White has taken measures to ensure Ewan doesn’t fall through the gaps in his first full professional year including purposefully not selecting the under-23 road world silver medalist for the opening WorldTour race of the season, the Tour Down Under, in Adelaide later this month.
Ewan will race on home soil at the Cadel Evans Great Ocean Road Race and Herald Sun Tour before travelling to the Tour of Langkawi where he has a crack team behind him in Blythe, Howard, Damien Howson, Sam Bewley and GC hopeful Pieter Weening.
Langkawi was where current sprint supremo Marcel Kittel in 2011 won a stage before going on to be named the most winning neo-pro with 17 victories.
“I want him winning and winning straight away,” White said. “Sprinting is a lot about confidence. I expect by the time he gets to Langkawi he will have already won a stage in the Sun Tour and I think it’s a good place for our sprint group to practice.

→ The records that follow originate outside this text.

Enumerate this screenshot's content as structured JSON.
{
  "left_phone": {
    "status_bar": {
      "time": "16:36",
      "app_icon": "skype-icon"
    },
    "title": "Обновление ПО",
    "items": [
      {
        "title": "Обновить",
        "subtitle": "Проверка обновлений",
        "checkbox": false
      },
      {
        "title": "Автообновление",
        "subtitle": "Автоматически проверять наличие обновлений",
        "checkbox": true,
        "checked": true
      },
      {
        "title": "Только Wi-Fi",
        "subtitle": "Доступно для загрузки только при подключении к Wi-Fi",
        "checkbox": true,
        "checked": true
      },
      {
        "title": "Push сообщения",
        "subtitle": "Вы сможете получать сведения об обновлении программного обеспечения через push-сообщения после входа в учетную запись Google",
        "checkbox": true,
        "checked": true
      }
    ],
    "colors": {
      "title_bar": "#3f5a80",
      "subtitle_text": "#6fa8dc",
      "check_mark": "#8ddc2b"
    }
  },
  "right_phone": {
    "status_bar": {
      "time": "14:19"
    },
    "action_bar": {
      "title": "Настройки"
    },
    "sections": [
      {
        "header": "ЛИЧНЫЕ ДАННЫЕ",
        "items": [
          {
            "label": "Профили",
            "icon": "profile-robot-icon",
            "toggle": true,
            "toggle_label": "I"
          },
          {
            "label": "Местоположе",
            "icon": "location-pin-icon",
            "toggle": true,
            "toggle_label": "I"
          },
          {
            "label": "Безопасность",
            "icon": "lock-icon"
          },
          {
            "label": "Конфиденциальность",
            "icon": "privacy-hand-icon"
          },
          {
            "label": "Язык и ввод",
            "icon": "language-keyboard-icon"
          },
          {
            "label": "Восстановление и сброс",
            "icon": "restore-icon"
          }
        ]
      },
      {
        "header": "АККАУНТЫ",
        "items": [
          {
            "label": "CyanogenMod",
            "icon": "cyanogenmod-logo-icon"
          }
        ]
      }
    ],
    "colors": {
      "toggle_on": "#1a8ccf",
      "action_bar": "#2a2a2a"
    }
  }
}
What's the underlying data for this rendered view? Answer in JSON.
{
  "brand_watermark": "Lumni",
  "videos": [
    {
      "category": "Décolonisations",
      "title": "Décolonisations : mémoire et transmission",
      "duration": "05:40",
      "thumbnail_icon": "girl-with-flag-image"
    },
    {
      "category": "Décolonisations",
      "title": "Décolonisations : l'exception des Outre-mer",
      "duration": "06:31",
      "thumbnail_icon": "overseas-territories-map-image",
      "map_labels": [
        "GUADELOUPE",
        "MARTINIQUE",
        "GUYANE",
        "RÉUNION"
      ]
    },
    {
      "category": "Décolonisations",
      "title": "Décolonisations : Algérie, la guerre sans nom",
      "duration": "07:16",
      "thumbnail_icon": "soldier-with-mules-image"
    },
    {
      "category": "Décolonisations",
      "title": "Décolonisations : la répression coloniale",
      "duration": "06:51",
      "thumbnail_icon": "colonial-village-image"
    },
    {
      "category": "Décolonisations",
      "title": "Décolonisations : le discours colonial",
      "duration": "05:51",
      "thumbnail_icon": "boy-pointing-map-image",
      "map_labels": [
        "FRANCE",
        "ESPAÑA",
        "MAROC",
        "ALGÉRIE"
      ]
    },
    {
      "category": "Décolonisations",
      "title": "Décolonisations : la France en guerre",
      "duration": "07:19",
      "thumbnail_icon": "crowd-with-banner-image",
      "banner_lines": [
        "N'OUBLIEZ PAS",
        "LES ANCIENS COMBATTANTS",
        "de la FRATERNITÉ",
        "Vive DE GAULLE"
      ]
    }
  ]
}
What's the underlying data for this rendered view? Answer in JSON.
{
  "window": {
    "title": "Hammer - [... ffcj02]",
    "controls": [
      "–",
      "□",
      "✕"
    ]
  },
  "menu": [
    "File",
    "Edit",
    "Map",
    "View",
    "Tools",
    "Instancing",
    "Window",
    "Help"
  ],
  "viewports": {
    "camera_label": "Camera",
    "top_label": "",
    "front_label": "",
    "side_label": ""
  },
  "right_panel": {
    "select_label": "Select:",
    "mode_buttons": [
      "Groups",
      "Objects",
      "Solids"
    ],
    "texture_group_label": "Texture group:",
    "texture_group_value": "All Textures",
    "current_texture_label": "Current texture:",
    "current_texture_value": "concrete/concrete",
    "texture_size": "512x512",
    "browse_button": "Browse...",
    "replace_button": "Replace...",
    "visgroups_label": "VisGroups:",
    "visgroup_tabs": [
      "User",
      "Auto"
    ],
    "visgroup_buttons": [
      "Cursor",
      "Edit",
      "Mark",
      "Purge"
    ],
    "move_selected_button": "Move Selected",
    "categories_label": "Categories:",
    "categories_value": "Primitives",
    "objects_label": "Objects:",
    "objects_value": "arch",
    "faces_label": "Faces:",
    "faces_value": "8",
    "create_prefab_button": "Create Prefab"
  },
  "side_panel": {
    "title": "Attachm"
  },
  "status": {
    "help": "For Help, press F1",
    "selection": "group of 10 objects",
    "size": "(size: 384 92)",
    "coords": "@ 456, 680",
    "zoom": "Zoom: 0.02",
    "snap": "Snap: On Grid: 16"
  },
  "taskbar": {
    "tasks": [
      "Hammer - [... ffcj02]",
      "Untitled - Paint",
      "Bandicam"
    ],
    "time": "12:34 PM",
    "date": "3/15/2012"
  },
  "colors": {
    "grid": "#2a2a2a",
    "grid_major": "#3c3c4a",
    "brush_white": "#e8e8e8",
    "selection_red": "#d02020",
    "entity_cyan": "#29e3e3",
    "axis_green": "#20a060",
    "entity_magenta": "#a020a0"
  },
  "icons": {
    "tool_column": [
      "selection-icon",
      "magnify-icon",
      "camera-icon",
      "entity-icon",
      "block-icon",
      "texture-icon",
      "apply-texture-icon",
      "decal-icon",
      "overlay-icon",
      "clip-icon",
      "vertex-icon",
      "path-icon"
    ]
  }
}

“The race has been shortened a little bit from 10 days to seven so there will be multiple chances on very flat sprints to work with Leigh, to work with Adam and to get some runs on the board before he even gets to Europe. Throwing him in the deep end at Down Under that certainly wouldn’t be a good move for us. At the end of the day we’ve got goals at Down Under and putting a 20-year-old as our main focus in his first race with the team, in the WorldTour, wouldn’t be responsible.”